Les modèles traditionnels ont en effet tendance à accorder plus d'attention à la demande adressée aux entreprises par leurs clients qu'aux conditions de production d'une entreprise (l'offre).
Or ces dernières années, "l'évolution de l'économie française a surtout été influencée par des facteurs d'offre", note le Trésor, qui teste donc des modèles "alternatifs" davantage centrés sur l'offre.
Malgré ces ajustements, un nouvel aléa s'est ajouté en 2024 au casse-tête des prévisionnistes: l'incertitude politique depuis la dissolution de l'Assemblée nationale, début juin.

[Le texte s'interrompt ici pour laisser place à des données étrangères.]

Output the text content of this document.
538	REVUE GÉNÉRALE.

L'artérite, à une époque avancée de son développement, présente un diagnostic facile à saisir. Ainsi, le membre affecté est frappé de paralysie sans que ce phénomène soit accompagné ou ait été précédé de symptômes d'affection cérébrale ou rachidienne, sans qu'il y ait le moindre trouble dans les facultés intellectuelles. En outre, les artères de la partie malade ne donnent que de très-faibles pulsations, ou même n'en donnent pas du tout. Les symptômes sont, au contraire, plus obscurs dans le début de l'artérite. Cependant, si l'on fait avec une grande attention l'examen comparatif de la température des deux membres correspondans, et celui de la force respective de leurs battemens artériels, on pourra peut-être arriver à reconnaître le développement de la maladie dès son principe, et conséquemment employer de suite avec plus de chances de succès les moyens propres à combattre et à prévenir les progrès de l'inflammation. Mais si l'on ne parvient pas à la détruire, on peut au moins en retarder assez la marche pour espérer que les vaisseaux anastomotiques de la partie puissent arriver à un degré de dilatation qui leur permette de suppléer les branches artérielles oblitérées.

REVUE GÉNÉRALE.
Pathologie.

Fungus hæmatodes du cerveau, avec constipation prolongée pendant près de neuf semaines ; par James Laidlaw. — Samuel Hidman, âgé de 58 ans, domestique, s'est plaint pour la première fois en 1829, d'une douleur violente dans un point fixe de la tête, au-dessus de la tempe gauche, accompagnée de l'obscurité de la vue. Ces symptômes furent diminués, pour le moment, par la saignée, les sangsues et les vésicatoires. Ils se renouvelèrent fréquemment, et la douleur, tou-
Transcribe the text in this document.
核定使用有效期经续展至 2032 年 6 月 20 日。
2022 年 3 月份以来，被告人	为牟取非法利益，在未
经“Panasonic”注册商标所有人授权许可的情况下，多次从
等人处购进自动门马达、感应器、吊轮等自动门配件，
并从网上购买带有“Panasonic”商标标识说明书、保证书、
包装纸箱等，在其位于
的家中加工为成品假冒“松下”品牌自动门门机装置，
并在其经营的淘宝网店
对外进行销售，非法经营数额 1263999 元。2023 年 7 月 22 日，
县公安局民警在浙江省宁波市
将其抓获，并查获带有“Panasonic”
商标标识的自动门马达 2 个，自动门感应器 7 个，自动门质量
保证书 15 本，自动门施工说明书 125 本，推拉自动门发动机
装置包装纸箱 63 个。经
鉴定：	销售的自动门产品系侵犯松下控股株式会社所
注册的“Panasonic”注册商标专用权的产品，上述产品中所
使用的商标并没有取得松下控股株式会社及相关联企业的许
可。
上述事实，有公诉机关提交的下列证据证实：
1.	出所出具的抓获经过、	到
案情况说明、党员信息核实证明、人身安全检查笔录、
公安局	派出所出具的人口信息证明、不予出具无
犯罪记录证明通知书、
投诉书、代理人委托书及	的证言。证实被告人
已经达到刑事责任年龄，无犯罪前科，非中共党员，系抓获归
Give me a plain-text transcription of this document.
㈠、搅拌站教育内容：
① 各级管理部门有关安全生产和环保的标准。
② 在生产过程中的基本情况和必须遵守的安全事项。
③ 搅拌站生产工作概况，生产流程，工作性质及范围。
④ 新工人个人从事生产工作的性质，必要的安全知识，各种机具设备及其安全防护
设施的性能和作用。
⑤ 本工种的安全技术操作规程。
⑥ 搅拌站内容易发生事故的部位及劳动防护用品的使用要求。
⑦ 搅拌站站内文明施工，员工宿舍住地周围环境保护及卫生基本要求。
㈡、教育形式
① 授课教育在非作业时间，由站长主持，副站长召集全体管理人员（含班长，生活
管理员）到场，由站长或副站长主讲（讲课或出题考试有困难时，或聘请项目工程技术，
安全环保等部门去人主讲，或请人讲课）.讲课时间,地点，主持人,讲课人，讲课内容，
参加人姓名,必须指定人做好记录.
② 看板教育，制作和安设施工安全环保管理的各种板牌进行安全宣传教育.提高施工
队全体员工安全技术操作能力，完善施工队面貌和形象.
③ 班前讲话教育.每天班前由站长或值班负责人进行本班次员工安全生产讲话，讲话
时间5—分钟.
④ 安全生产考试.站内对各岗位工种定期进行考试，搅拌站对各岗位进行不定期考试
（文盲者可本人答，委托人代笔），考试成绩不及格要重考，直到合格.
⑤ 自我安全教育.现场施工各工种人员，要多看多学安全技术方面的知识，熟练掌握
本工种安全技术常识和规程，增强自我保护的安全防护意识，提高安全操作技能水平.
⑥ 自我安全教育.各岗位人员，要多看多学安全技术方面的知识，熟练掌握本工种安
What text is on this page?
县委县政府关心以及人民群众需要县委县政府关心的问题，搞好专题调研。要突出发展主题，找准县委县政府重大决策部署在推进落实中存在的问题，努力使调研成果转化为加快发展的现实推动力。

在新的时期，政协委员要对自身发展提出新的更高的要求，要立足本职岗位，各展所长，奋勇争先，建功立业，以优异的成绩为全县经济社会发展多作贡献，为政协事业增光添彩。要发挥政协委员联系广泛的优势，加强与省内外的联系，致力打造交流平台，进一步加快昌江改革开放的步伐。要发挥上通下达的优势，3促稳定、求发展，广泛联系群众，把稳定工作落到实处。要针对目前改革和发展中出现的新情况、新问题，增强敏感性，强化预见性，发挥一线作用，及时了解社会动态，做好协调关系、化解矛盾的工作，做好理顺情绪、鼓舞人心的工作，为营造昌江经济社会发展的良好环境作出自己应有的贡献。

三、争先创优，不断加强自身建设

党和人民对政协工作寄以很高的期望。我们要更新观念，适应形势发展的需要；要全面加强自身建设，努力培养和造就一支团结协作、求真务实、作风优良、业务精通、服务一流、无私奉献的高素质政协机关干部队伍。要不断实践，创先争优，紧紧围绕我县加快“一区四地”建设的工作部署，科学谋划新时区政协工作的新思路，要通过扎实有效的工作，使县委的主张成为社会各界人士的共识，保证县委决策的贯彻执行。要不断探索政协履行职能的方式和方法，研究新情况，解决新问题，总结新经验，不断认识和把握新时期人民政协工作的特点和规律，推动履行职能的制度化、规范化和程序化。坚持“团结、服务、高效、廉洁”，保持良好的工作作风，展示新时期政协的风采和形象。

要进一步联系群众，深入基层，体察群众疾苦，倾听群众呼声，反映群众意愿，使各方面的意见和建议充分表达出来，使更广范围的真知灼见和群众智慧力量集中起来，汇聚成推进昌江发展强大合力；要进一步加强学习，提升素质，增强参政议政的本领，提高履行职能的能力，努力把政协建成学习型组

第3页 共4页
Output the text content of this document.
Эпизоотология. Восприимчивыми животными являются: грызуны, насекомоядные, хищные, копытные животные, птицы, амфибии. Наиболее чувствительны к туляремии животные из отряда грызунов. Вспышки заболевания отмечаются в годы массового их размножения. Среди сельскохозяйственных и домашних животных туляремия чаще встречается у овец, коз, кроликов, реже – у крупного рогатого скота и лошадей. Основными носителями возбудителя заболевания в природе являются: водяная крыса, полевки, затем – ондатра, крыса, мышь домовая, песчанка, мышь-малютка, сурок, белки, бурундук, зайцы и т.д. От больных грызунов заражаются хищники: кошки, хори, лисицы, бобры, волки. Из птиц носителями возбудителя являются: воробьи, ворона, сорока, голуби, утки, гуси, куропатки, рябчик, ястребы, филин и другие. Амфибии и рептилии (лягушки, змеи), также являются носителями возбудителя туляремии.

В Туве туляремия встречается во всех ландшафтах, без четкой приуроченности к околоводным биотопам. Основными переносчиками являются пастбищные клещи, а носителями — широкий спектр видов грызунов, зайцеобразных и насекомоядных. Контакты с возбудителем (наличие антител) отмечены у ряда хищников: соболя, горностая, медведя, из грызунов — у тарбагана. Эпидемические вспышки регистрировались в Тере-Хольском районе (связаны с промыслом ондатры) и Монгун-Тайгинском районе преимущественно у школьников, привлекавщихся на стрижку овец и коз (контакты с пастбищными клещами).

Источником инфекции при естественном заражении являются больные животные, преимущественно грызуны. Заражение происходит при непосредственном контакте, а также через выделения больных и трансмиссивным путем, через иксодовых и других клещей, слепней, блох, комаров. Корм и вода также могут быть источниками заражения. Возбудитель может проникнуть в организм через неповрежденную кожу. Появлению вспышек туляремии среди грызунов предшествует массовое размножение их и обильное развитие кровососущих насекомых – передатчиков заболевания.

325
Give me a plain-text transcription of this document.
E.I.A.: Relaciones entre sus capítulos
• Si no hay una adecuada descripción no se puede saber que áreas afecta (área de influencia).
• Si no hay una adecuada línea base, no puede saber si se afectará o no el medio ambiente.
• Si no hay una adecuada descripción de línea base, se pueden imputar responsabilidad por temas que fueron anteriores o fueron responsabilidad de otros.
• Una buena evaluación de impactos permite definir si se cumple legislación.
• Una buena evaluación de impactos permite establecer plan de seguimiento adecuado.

Dans ses dernières projections macro-économiques publiées mi-septembre, la Banque de France avertissait ainsi que "l'incertitude politique actuelle en France fait peser un aléa sur les hypothèses de finances publiques et sur le comportement plus ou moins attentiste des entreprises et des ménages."
Quelques jours plus tôt, l'Institut national de la statistique et des études économiques (Insee) évoquait lui aussi la situation politique comme "facteur important d'incertitude", dans une note de conjoncture.
Le nouveau ministre des Comptes publics Laurent Saint-Martin a en tout cas confirmé mercredi que le déficit public risquait de "dépasser" les 6% du PIB en 2024, bien au-delà des 4,4% anticipés dans le projet de loi de finances.
La croissance devrait en revanche être très légèrement supérieure à ce qu'avait prévu le précédent gouvernement (+1% en 2024), à 1,1%, a complété le ministre de l'Economie et des Finances Antoine Armand.